DAX: Der Handelskonflikt und die Volatilität sind wieder da

8.02.2019 - 14:27 Uhr (Werbemitteilung): Der deutsche Leitindex verlor am Donnerstag mehr als 2,4 % an Wert und testet heute die 11.000 Punkte Zone. Die Dynamik der Abwärtsbewegung signalisiert weiteres Korrektur-Potential.

Der Broker IG taxiert den DAX am Vormittag auf Höhe des Vortagesschlusskurses, wobei der Index am Vortag um 2,42 % gefallen ist. Damit testet der Kurs die 11.000 Punkte Zone, als Unterstützung an.

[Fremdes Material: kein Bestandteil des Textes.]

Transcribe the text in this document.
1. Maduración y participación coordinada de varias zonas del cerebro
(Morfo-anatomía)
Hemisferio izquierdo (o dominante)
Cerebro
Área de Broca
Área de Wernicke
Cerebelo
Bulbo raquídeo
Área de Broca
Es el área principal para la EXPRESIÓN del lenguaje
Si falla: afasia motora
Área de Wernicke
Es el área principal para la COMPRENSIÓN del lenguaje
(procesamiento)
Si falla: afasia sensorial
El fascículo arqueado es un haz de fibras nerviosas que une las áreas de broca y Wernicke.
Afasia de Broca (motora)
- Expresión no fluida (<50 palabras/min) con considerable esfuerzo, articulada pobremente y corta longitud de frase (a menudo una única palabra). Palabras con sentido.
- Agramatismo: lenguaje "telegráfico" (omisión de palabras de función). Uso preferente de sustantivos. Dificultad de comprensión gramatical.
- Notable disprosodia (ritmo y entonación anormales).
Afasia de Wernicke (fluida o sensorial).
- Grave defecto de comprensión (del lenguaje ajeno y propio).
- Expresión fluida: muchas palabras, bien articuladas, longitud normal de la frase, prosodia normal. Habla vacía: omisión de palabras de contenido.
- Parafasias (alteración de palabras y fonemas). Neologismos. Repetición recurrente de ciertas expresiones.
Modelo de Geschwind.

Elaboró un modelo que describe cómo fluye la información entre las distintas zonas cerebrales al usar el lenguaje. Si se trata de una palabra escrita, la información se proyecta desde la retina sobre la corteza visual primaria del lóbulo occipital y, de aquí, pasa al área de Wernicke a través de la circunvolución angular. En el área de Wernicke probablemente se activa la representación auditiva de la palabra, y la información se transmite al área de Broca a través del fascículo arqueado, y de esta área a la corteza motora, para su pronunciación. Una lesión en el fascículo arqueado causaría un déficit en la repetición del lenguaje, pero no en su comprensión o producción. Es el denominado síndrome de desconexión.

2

Der Handelsstreit rückt erneut in den Vordergrund der Anleger

An der Wall Street ging es am Donnerstag, trotz guter Ergebnisse einiger Unternehmen, wieder abwärts. Ein Grund dafür könnte der bisher nicht gelöste Handelsstreit zwischen den USA und China sein. Der deutsche Leitindex wurde in Mitleidenschaft gezogen und verlor abrupt an Wert, nachdem der Index noch zu Beginn der Woche ein neues Verlaufshoch nahe 11.400 Punkten erreichte.

US Präsident, Donald Trump, ließ verlauten, dass es bis Ende des Monats keine Gespräche mit der chinesischen Regierung mehr geben wird. Damit könnte die Verhandlungsfrist, nach der neue Importzölle anstehen, ohne eine Einigung zu Ende gehen. Neben diesem negativen Aspekt, dürften nun die positiven Ergebnisse im Rahmen der US Berichtssaison ebenfalls eingepreist worden sein.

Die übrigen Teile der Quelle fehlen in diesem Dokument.